La «loi d’airain de l’oligarchie» a fini par fragiliser le socle anthropologique qui a fourni à la nation américaine sa raison d’être et son ethos républicain, quelles que soient les allégeances partisanes. Les États-Unis ont besoin de renouer avec leurs mythes fondateurs et avec la fonction structurante de la Constitution américaine et des canons institués par les pères fondateurs. La révolution conservatrice de Donald Trump et la défaite de la gauche wokiste qui s’est emparée du parti démocrate sont confrontées aux défis que pose cette mutation politique abrupte qui est, en somme, un appel à réinventer les modalités de coexistence entre des récits contrastés et les possibilités de réhabilitation d’une démocratie apaisée qui se ressource dans une histoire nationale foisonnante. Le conflit rendu visible lors de cette campagne électorale ne fait que récapituler les péripéties d’une guerre culturelle qui se pérennise et qui est en quête de registres politiques renouvelés.

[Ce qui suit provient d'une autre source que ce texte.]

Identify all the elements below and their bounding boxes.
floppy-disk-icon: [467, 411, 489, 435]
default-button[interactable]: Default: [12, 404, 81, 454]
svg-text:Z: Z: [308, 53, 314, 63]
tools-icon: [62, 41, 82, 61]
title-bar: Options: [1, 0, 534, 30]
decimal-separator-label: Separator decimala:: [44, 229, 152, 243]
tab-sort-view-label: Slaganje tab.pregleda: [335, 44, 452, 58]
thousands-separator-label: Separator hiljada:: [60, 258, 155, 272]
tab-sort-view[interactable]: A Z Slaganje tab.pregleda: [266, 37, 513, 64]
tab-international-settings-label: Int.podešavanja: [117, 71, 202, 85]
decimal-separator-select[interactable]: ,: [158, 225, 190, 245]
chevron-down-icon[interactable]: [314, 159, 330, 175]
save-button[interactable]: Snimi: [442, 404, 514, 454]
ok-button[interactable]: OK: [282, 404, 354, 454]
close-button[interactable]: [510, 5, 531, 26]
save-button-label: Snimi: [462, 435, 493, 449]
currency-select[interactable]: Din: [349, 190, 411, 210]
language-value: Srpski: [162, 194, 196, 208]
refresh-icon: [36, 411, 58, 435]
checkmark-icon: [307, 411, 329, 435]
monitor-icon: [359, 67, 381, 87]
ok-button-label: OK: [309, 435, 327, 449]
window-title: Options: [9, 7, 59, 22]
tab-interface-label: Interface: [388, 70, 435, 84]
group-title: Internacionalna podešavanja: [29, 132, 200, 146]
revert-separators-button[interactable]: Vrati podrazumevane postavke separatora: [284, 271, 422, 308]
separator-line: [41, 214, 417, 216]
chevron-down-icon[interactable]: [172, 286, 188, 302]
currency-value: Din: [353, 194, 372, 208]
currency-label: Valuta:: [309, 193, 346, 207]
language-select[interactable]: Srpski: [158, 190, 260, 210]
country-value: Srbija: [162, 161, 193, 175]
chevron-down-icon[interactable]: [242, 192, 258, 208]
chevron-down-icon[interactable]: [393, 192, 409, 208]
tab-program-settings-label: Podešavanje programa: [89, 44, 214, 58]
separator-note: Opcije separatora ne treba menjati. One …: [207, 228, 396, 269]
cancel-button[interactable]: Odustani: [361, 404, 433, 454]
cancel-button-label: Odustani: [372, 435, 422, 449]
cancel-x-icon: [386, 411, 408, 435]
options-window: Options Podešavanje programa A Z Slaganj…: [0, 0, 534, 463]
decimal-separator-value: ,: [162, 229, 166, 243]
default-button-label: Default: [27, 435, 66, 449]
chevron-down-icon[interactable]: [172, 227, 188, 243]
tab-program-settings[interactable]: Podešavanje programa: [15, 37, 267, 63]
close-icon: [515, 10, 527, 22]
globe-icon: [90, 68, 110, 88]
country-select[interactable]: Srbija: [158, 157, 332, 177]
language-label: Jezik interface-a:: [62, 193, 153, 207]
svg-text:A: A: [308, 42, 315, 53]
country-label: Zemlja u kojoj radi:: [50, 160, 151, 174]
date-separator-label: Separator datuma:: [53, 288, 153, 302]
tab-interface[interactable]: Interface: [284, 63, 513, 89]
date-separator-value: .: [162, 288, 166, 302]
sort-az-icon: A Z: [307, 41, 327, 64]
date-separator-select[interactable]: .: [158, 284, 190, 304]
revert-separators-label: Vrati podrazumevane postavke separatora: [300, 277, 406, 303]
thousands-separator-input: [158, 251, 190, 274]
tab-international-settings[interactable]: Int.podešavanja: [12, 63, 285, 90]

La victoire du président Trump est interpellante à maints égards: les USA sont tenus par les engagements atlantistes scellés par une histoire tricentenaire où les valeurs républicaines et démocratiques sont puisées à l’héritage greco-romain, biblique et libéral dont se revendique la République américaine. Les crédos démocratiques et libéraux qui ont façonné la vie institutionnelle et politique rendent obligatoire l’arbitrage international de cette République «impériale et bienveillante» que sont les États-Unis, et avalisent son statut d’ultime recours en matière de résolution des conflits, de rétablissement des rapports de force et de négociation des pactes internationaux. La résolution des conflits en Ukraine, au Moyen-Orient, au Sud-Est asiatique ainsi qu’en Amérique latine ne peut s’effectuer que par l’intermédiation américaine. Les options stratégiques des USA sont dictées par l’histoire, les positionnements géostratégiques transcontinentaux et la vocation messianique de cet empire démocratique.